Exatamente por considerar que os indicadores estatísticos comummente utilizados para estimar a distribuição de rendimentos tendem a subvalorizar as desigualdades, Piketty usou os dados fiscais como fonte, calculando, assim, uma evolução do padrão de desigualdades nas sociedades avançadas mais negativo do que o sugerido por indicadores como o índice de Gini.

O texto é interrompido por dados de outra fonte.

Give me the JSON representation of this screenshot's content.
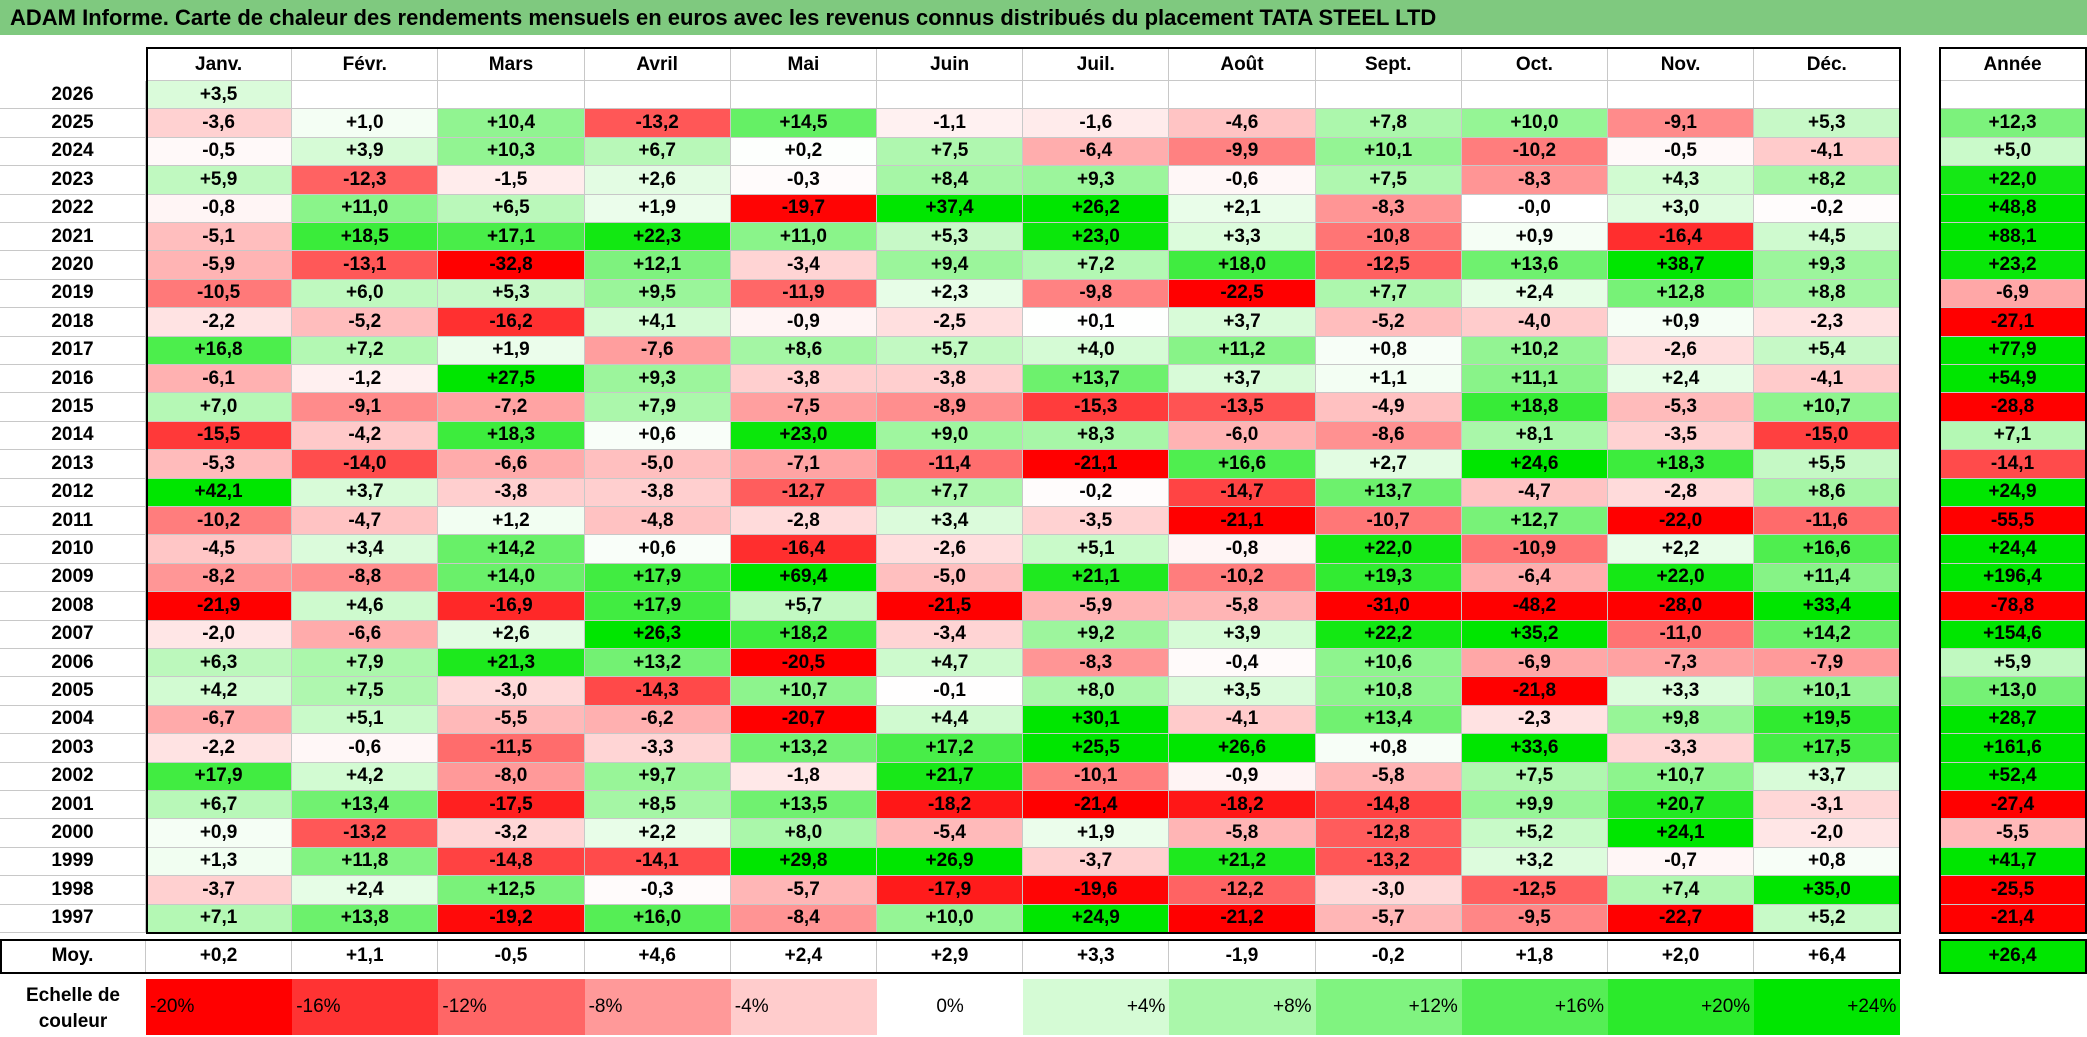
{
  "title": "ADAM Informe. Carte de chaleur des rendements mensuels en euros avec les revenus connus distribués du placement TATA STEEL LTD",
  "chart_data": {
    "type": "heatmap",
    "months": [
      "Janv.",
      "Févr.",
      "Mars",
      "Avril",
      "Mai",
      "Juin",
      "Juil.",
      "Août",
      "Sept.",
      "Oct.",
      "Nov.",
      "Déc."
    ],
    "year_header": "Année",
    "rows": [
      {
        "year": "2026",
        "months": [
          "+3,5",
          "",
          "",
          "",
          "",
          "",
          "",
          "",
          "",
          "",
          "",
          ""
        ],
        "annual": ""
      },
      {
        "year": "2025",
        "months": [
          "-3,6",
          "+1,0",
          "+10,4",
          "-13,2",
          "+14,5",
          "-1,1",
          "-1,6",
          "-4,6",
          "+7,8",
          "+10,0",
          "-9,1",
          "+5,3"
        ],
        "annual": "+12,3"
      },
      {
        "year": "2024",
        "months": [
          "-0,5",
          "+3,9",
          "+10,3",
          "+6,7",
          "+0,2",
          "+7,5",
          "-6,4",
          "-9,9",
          "+10,1",
          "-10,2",
          "-0,5",
          "-4,1"
        ],
        "annual": "+5,0"
      },
      {
        "year": "2023",
        "months": [
          "+5,9",
          "-12,3",
          "-1,5",
          "+2,6",
          "-0,3",
          "+8,4",
          "+9,3",
          "-0,6",
          "+7,5",
          "-8,3",
          "+4,3",
          "+8,2"
        ],
        "annual": "+22,0"
      },
      {
        "year": "2022",
        "months": [
          "-0,8",
          "+11,0",
          "+6,5",
          "+1,9",
          "-19,7",
          "+37,4",
          "+26,2",
          "+2,1",
          "-8,3",
          "-0,0",
          "+3,0",
          "-0,2"
        ],
        "annual": "+48,8"
      },
      {
        "year": "2021",
        "months": [
          "-5,1",
          "+18,5",
          "+17,1",
          "+22,3",
          "+11,0",
          "+5,3",
          "+23,0",
          "+3,3",
          "-10,8",
          "+0,9",
          "-16,4",
          "+4,5"
        ],
        "annual": "+88,1"
      },
      {
        "year": "2020",
        "months": [
          "-5,9",
          "-13,1",
          "-32,8",
          "+12,1",
          "-3,4",
          "+9,4",
          "+7,2",
          "+18,0",
          "-12,5",
          "+13,6",
          "+38,7",
          "+9,3"
        ],
        "annual": "+23,2"
      },
      {
        "year": "2019",
        "months": [
          "-10,5",
          "+6,0",
          "+5,3",
          "+9,5",
          "-11,9",
          "+2,3",
          "-9,8",
          "-22,5",
          "+7,7",
          "+2,4",
          "+12,8",
          "+8,8"
        ],
        "annual": "-6,9"
      },
      {
        "year": "2018",
        "months": [
          "-2,2",
          "-5,2",
          "-16,2",
          "+4,1",
          "-0,9",
          "-2,5",
          "+0,1",
          "+3,7",
          "-5,2",
          "-4,0",
          "+0,9",
          "-2,3"
        ],
        "annual": "-27,1"
      },
      {
        "year": "2017",
        "months": [
          "+16,8",
          "+7,2",
          "+1,9",
          "-7,6",
          "+8,6",
          "+5,7",
          "+4,0",
          "+11,2",
          "+0,8",
          "+10,2",
          "-2,6",
          "+5,4"
        ],
        "annual": "+77,9"
      },
      {
        "year": "2016",
        "months": [
          "-6,1",
          "-1,2",
          "+27,5",
          "+9,3",
          "-3,8",
          "-3,8",
          "+13,7",
          "+3,7",
          "+1,1",
          "+11,1",
          "+2,4",
          "-4,1"
        ],
        "annual": "+54,9"
      },
      {
        "year": "2015",
        "months": [
          "+7,0",
          "-9,1",
          "-7,2",
          "+7,9",
          "-7,5",
          "-8,9",
          "-15,3",
          "-13,5",
          "-4,9",
          "+18,8",
          "-5,3",
          "+10,7"
        ],
        "annual": "-28,8"
      },
      {
        "year": "2014",
        "months": [
          "-15,5",
          "-4,2",
          "+18,3",
          "+0,6",
          "+23,0",
          "+9,0",
          "+8,3",
          "-6,0",
          "-8,6",
          "+8,1",
          "-3,5",
          "-15,0"
        ],
        "annual": "+7,1"
      },
      {
        "year": "2013",
        "months": [
          "-5,3",
          "-14,0",
          "-6,6",
          "-5,0",
          "-7,1",
          "-11,4",
          "-21,1",
          "+16,6",
          "+2,7",
          "+24,6",
          "+18,3",
          "+5,5"
        ],
        "annual": "-14,1"
      },
      {
        "year": "2012",
        "months": [
          "+42,1",
          "+3,7",
          "-3,8",
          "-3,8",
          "-12,7",
          "+7,7",
          "-0,2",
          "-14,7",
          "+13,7",
          "-4,7",
          "-2,8",
          "+8,6"
        ],
        "annual": "+24,9"
      },
      {
        "year": "2011",
        "months": [
          "-10,2",
          "-4,7",
          "+1,2",
          "-4,8",
          "-2,8",
          "+3,4",
          "-3,5",
          "-21,1",
          "-10,7",
          "+12,7",
          "-22,0",
          "-11,6"
        ],
        "annual": "-55,5"
      },
      {
        "year": "2010",
        "months": [
          "-4,5",
          "+3,4",
          "+14,2",
          "+0,6",
          "-16,4",
          "-2,6",
          "+5,1",
          "-0,8",
          "+22,0",
          "-10,9",
          "+2,2",
          "+16,6"
        ],
        "annual": "+24,4"
      },
      {
        "year": "2009",
        "months": [
          "-8,2",
          "-8,8",
          "+14,0",
          "+17,9",
          "+69,4",
          "-5,0",
          "+21,1",
          "-10,2",
          "+19,3",
          "-6,4",
          "+22,0",
          "+11,4"
        ],
        "annual": "+196,4"
      },
      {
        "year": "2008",
        "months": [
          "-21,9",
          "+4,6",
          "-16,9",
          "+17,9",
          "+5,7",
          "-21,5",
          "-5,9",
          "-5,8",
          "-31,0",
          "-48,2",
          "-28,0",
          "+33,4"
        ],
        "annual": "-78,8"
      },
      {
        "year": "2007",
        "months": [
          "-2,0",
          "-6,6",
          "+2,6",
          "+26,3",
          "+18,2",
          "-3,4",
          "+9,2",
          "+3,9",
          "+22,2",
          "+35,2",
          "-11,0",
          "+14,2"
        ],
        "annual": "+154,6"
      },
      {
        "year": "2006",
        "months": [
          "+6,3",
          "+7,9",
          "+21,3",
          "+13,2",
          "-20,5",
          "+4,7",
          "-8,3",
          "-0,4",
          "+10,6",
          "-6,9",
          "-7,3",
          "-7,9"
        ],
        "annual": "+5,9"
      },
      {
        "year": "2005",
        "months": [
          "+4,2",
          "+7,5",
          "-3,0",
          "-14,3",
          "+10,7",
          "-0,1",
          "+8,0",
          "+3,5",
          "+10,8",
          "-21,8",
          "+3,3",
          "+10,1"
        ],
        "annual": "+13,0"
      },
      {
        "year": "2004",
        "months": [
          "-6,7",
          "+5,1",
          "-5,5",
          "-6,2",
          "-20,7",
          "+4,4",
          "+30,1",
          "-4,1",
          "+13,4",
          "-2,3",
          "+9,8",
          "+19,5"
        ],
        "annual": "+28,7"
      },
      {
        "year": "2003",
        "months": [
          "-2,2",
          "-0,6",
          "-11,5",
          "-3,3",
          "+13,2",
          "+17,2",
          "+25,5",
          "+26,6",
          "+0,8",
          "+33,6",
          "-3,3",
          "+17,5"
        ],
        "annual": "+161,6"
      },
      {
        "year": "2002",
        "months": [
          "+17,9",
          "+4,2",
          "-8,0",
          "+9,7",
          "-1,8",
          "+21,7",
          "-10,1",
          "-0,9",
          "-5,8",
          "+7,5",
          "+10,7",
          "+3,7"
        ],
        "annual": "+52,4"
      },
      {
        "year": "2001",
        "months": [
          "+6,7",
          "+13,4",
          "-17,5",
          "+8,5",
          "+13,5",
          "-18,2",
          "-21,4",
          "-18,2",
          "-14,8",
          "+9,9",
          "+20,7",
          "-3,1"
        ],
        "annual": "-27,4"
      },
      {
        "year": "2000",
        "months": [
          "+0,9",
          "-13,2",
          "-3,2",
          "+2,2",
          "+8,0",
          "-5,4",
          "+1,9",
          "-5,8",
          "-12,8",
          "+5,2",
          "+24,1",
          "-2,0"
        ],
        "annual": "-5,5"
      },
      {
        "year": "1999",
        "months": [
          "+1,3",
          "+11,8",
          "-14,8",
          "-14,1",
          "+29,8",
          "+26,9",
          "-3,7",
          "+21,2",
          "-13,2",
          "+3,2",
          "-0,7",
          "+0,8"
        ],
        "annual": "+41,7"
      },
      {
        "year": "1998",
        "months": [
          "-3,7",
          "+2,4",
          "+12,5",
          "-0,3",
          "-5,7",
          "-17,9",
          "-19,6",
          "-12,2",
          "-3,0",
          "-12,5",
          "+7,4",
          "+35,0"
        ],
        "annual": "-25,5"
      },
      {
        "year": "1997",
        "months": [
          "+7,1",
          "+13,8",
          "-19,2",
          "+16,0",
          "-8,4",
          "+10,0",
          "+24,9",
          "-21,2",
          "-5,7",
          "-9,5",
          "-22,7",
          "+5,2"
        ],
        "annual": "-21,4"
      }
    ],
    "average": {
      "label": "Moy.",
      "months": [
        "+0,2",
        "+1,1",
        "-0,5",
        "+4,6",
        "+2,4",
        "+2,9",
        "+3,3",
        "-1,9",
        "-0,2",
        "+1,8",
        "+2,0",
        "+6,4"
      ],
      "annual": "+26,4"
    },
    "scale": {
      "label": "Echelle de couleur",
      "steps": [
        "-20%",
        "-16%",
        "-12%",
        "-8%",
        "-4%",
        "0%",
        "+4%",
        "+8%",
        "+12%",
        "+16%",
        "+20%",
        "+24%"
      ]
    }
  }
}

De acordo com o economista francês, podemos identificar, grosso modo, três momentos distintos na evolução das desigualdades ao longo do último século. Um primeiro, correspondente à Belle Époque (isto é, o período entre o último quartel do século XIX e o início da Iª Grande Guerra), no qual a concentração de recursos nos 1% mais ricos era muito significativa, na ordem dos 20%; um segundo, que corresponde aos 30 anos gloriosos do pós-Guerra, onde expansão do Estado social, sistemas fiscais fortemente redistributivos e consolidação democrática andaram de braço dado, traduzindo-se numa distribuição mais equitativa dos rendimentos; finalmente, as últimas décadas, nas quais liberalização, desregulação e financiarização fizeram regressar uma dinâmica de concentração patrimonial, reaproximando os níveis de desigualdade de valores próximos dos da Belle Époque.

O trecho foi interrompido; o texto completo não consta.